Padre Miguel Neto, Diocese do Algarve
Há muitas coisas, aspetos da nossa vida, em relação às quais só devemos falar depois de passamos por elas. Eu penso que é tudo assim. Mas digo quase tudo, para que os mais puritanos e picuinhas não comecem já a referir aspetos em que se pode falar sem ter de vivenciá-los.
Há uma diferença entre o existir e o viver. No viver procuramos alegrias, consolos, partilhas amáveis, sorrisos, confortos, enfim vivemos e procuramos dar vida a quem nos rodeia. No existir damos para sobreviver, sem conforto, com medo, procurando ter forças onde já só há cansaço, procurando ter esperança onde habita o vazio da ausência e da morte.
Desde o dia 29 de dezembro que cerca de 90 pessoas só existem; não conseguem viver. No Lar de Santa Maria, em Tavira, desde que foi detetado um surto de COVID-19, já só há espaço para existir, porque a vida ficou na pausa. Aqui, nesta realidade e neste momento, existir significa cuidar ao máximo de todos, para que ninguém vá para o hospital, com a incerteza do regresso. Aqui, existir significa deixar as férias interrompidas, adiadas ou esquecidas, no cansaço dos dias, para cuidar dos “seus”, de “todos”, mesmo sabendo que há grande probabilidade de ficar infetados, como os já estão aqueles de quem cuidam e os seus colegas. Aqui, existir significa cuidar do outro, mesmo que ele não nos consiga ver, mesmo que já não saiba quem somos ou o que estamos a fazer, mas cuidar, somente cuidar, mesmo que seja noite dentro ou no pino do sol. Aqui, existir significa dar tudo – mentalmente, animicamente, fisicamente -, para que ninguém saia para não mais voltar, porque cada um que parte sem regresso é uma cicatriz de fracasso na nossa alma. Aqui, significa permanecer, ficar juntos desses “seus”, “nossos” que agora, nesta nova fronteira que nunca desejamos ou sonhámos, nos faz correr riscos, mas nos faz descobrir energias que não sabíamos ter, para cuidar, cuidar, cuidar, mesmo que possa ser a última coisa que façamos nesta vida. Aqui, significa ser solidário, leal, ser o próximo do próximo, que é um eu, um tu, um eles, um nós…

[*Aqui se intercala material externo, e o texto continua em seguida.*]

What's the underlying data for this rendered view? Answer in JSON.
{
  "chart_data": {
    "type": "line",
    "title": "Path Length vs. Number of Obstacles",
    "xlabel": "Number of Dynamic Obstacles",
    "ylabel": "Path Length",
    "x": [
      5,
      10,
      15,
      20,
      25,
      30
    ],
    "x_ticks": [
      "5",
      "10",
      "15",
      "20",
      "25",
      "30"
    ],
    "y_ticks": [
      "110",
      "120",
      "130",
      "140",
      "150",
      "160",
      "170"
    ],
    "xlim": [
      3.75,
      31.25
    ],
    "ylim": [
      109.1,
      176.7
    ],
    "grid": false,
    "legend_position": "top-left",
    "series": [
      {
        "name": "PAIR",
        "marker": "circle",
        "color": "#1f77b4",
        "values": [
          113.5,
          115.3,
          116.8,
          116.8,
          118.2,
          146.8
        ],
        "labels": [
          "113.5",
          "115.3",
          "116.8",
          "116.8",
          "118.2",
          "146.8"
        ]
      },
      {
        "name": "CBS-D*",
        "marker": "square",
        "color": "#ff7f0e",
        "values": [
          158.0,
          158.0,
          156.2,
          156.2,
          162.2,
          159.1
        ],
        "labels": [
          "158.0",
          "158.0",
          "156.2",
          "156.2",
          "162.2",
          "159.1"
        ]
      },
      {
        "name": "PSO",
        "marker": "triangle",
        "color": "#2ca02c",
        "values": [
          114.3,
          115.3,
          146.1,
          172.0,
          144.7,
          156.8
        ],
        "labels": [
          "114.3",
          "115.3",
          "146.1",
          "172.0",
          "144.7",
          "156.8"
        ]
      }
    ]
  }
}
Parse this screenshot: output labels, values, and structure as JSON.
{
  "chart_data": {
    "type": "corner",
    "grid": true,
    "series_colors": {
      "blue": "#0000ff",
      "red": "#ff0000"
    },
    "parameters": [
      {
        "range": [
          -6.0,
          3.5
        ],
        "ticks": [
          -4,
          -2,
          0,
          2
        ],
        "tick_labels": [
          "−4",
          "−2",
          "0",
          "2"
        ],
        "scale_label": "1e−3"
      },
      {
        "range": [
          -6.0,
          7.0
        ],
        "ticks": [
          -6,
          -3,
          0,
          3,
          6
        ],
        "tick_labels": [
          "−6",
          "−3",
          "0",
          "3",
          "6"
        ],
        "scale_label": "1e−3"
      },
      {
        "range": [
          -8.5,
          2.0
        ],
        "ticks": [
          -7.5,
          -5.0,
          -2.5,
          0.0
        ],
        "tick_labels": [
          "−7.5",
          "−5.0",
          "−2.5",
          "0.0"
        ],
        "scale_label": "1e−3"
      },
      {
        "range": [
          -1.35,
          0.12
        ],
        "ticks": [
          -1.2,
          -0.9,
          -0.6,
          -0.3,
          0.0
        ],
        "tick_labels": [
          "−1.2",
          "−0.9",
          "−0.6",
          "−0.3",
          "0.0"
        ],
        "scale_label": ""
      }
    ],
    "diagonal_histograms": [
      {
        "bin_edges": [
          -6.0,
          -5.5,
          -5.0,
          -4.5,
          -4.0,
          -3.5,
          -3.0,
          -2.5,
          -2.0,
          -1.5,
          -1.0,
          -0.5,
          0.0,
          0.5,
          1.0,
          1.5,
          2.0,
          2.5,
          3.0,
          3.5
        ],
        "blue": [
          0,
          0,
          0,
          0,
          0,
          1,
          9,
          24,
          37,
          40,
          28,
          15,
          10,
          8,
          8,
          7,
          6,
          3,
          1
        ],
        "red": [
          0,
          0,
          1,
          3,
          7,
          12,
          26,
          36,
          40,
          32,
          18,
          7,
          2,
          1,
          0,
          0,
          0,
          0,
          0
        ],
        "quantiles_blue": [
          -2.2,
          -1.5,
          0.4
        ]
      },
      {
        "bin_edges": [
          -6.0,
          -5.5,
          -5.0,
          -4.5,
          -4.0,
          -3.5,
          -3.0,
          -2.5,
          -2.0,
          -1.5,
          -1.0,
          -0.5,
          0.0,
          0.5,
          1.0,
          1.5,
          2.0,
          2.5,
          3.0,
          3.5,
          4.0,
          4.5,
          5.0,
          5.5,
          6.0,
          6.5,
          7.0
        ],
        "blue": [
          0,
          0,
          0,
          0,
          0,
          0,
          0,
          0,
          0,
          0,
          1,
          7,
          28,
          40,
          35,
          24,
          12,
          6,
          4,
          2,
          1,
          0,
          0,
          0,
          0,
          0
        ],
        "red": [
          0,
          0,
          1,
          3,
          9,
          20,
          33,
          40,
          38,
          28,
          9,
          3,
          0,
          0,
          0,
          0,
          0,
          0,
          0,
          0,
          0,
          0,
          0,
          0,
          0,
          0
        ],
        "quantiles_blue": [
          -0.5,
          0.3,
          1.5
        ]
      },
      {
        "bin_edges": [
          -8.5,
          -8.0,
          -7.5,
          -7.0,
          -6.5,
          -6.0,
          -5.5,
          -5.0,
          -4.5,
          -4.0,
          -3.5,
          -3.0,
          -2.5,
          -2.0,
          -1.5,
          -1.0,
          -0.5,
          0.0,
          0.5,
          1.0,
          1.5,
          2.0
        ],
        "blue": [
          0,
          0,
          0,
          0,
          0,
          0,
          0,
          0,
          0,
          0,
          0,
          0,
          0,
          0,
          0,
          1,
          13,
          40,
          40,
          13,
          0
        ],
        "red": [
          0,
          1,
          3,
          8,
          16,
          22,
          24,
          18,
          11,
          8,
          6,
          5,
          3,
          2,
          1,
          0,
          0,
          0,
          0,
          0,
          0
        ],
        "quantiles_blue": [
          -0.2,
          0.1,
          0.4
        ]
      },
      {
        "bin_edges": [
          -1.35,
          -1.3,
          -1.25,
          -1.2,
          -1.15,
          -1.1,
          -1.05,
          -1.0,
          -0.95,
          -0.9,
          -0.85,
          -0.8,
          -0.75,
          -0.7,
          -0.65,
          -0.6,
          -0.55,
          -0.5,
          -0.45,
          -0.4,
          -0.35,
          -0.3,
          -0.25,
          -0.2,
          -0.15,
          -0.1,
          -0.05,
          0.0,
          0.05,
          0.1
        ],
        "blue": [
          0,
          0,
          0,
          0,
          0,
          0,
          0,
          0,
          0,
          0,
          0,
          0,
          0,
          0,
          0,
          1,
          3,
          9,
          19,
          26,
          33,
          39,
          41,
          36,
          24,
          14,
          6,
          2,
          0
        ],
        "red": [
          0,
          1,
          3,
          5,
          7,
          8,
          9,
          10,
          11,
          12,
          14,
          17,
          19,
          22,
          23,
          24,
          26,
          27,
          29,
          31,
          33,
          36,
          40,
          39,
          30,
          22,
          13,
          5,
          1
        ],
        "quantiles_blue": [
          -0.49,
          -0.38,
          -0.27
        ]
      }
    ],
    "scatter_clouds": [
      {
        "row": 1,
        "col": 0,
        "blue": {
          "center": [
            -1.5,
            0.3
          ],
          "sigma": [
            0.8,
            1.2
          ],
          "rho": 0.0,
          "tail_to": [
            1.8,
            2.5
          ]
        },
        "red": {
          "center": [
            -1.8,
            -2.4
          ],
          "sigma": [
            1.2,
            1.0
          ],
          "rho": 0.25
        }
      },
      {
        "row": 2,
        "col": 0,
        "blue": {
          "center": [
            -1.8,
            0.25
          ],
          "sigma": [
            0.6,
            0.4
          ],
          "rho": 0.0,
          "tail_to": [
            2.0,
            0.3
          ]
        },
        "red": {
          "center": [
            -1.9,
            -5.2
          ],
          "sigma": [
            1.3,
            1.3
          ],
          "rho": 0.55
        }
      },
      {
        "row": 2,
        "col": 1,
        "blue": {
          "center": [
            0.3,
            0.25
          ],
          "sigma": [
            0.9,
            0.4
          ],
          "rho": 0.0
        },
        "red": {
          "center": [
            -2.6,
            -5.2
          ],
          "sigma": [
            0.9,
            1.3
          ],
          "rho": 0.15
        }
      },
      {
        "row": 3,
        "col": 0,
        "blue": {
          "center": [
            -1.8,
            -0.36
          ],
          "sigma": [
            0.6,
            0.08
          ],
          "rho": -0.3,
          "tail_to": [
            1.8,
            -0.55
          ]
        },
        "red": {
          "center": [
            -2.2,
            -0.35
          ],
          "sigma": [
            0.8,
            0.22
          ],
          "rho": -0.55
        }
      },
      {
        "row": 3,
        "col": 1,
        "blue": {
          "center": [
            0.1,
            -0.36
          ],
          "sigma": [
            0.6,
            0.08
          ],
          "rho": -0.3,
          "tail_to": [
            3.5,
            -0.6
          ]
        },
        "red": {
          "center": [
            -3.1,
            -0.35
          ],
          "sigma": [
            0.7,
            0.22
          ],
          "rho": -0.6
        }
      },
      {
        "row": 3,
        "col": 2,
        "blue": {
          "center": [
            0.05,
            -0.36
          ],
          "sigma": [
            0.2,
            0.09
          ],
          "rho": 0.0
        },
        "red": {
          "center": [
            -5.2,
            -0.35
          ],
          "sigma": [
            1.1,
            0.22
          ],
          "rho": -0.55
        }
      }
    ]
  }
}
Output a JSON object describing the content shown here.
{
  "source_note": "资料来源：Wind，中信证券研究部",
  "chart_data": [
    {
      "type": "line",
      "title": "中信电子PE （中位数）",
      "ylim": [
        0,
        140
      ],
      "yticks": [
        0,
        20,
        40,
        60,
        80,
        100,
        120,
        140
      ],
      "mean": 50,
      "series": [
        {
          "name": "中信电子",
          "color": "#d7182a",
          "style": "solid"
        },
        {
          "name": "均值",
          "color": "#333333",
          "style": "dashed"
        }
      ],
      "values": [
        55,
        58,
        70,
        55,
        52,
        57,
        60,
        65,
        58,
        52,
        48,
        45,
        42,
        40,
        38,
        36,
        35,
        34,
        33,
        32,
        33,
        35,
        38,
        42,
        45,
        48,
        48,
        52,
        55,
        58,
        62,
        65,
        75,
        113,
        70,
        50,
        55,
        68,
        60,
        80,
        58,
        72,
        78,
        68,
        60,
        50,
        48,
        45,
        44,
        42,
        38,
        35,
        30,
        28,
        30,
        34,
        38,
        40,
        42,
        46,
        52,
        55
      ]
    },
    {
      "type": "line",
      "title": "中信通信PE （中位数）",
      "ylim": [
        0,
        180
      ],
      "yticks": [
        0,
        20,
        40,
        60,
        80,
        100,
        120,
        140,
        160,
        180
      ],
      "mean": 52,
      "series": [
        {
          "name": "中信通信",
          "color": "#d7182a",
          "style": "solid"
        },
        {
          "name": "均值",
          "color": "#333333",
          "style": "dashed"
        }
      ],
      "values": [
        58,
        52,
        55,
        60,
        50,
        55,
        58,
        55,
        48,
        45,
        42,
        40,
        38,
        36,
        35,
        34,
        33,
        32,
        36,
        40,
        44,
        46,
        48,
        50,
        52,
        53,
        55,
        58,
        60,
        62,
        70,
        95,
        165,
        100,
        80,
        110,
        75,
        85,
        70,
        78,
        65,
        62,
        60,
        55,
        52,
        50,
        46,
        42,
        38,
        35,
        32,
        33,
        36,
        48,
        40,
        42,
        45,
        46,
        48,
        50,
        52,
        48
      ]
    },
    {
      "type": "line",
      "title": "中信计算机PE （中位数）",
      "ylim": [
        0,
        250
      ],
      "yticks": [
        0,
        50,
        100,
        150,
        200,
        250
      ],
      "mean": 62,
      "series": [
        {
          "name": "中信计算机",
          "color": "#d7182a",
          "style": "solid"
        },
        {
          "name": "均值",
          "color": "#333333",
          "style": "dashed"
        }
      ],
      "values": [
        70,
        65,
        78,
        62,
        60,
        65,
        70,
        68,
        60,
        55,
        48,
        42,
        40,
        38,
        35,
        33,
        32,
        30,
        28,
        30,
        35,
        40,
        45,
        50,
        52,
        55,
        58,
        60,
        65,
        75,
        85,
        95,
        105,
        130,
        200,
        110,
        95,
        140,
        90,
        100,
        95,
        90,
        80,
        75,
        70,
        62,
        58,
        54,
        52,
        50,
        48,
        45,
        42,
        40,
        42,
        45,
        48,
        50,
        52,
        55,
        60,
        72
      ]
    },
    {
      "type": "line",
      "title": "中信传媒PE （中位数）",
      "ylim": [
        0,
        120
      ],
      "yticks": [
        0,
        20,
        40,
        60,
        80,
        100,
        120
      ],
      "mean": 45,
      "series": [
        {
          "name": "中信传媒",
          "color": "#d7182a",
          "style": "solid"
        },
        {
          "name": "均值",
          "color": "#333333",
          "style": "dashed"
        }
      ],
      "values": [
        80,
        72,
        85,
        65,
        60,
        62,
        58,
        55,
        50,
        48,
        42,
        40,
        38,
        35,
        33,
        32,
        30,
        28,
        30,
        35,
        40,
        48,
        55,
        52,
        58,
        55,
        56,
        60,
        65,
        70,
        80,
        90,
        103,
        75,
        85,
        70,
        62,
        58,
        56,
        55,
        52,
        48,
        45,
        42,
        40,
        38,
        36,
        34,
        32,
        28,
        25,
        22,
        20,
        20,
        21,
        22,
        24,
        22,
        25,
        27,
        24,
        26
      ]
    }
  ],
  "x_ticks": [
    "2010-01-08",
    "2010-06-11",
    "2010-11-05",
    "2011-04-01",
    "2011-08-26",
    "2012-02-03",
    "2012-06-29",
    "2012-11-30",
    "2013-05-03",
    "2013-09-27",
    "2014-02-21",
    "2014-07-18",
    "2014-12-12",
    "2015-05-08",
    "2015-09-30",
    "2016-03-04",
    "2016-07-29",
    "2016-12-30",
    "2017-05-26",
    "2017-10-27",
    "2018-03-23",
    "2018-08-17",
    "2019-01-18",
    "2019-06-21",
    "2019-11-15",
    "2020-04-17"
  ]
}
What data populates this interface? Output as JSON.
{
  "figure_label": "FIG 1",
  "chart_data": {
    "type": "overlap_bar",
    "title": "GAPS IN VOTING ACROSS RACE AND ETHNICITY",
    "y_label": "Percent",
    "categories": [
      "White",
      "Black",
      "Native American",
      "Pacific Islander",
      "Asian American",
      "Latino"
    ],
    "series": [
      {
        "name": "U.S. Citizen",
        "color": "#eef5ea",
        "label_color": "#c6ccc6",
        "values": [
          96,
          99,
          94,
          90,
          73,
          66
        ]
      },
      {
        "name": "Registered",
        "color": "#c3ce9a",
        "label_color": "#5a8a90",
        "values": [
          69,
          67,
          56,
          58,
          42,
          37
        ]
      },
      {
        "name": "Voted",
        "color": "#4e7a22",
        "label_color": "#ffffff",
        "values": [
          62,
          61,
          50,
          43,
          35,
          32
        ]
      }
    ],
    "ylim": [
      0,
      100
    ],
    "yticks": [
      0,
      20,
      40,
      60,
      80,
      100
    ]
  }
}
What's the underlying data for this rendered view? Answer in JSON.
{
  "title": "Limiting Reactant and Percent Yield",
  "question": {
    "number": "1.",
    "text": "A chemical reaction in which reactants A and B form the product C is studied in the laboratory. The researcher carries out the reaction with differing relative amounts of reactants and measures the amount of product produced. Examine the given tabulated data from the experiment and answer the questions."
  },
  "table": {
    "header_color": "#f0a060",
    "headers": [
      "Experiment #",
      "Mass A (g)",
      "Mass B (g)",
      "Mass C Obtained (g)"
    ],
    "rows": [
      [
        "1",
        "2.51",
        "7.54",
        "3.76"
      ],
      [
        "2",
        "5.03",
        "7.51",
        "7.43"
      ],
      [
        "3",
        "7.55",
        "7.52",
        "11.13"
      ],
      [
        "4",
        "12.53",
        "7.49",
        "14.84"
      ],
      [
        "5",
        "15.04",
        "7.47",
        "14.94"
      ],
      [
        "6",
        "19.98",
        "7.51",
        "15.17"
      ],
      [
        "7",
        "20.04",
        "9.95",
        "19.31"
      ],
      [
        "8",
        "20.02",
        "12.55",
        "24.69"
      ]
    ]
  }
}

Primeiro existimos e depois vivemos. Podemos existir sem viver, mas não podemos viver sem existir. Por isso, a todos aqueles que vivem, mas que nunca existiram num ambiente COVID, desejo felicidades, mesmo muitas e sinceras. Todavia, antes peço que não defendam todas as teorias e conspirações possíveis: das máscaras, do álcool gel, da manipulação política, da supremacia chinesa, do controlo da população pelo medo, de que não vale a pena o confinamento, de que sob o signo da verdade a pandemia COVID-19 é uma “fantochada” para nos dominar através do estado de emergência.
Fantochada e manipulação política é criticamos o Serviço Nacional de Saúde, sem conhecer e reconhecer verdadeiramente os médicos e enfermeiras que estão presentes constantemente junto dos que estão doentes ou que necessitam de vacinas, tantas vezes semanas seguidas sem um único dia de descanso. Eu conheço médicos e enfermeiros assim. Conheço, digo-o, porque vejo as suas ações, reflexo do que são no seu interior e de tudo o que são capazes, porque limito-me a falar com eles sem que lhes veja as feições, escondidas pelos equipamentos de proteção, que apenas nos deixam ver atrás dos óculos, os olhos cansados. Eles já existem há muito tempo e vão continuam a existir por longo tempo no ambiente COVID, para que nós um dia possamos viver num ambiente normal. E por mais paradoxal que possa ser, eles vivem, porque se dão aos outros e, nessa entrega, encontram a esperança dos sorrisos. Nas pequenas batalhas vencidas, estão a procurar ganhar a guerra para todos nós e isso é viver, porque dando a vida ressuscitam a cada respiração mais serena, a cada gole de comida que conseguem fazer engolir, a cada alta que celebram.
O que nos compete, enquanto seres humanos que abandonam o mais mesquinho interesse partidário e politiqueiro que possamos ter, desejando colocar à frente de tudo a vida humana, é ajudá-los fazendo a nossa parte. O cristão é aquele que procura a esperança, mesmo onde só espreita o vazio da morte e da ausência. É aquele que quer existir e viver e fazê-lo com e para os outros. É aquele que escuta e vê com o coração e que deseja que todos os filhos do seu Pai, possam encontrar alegrias, consolos, partilhas amáveis, sorrisos, confortos.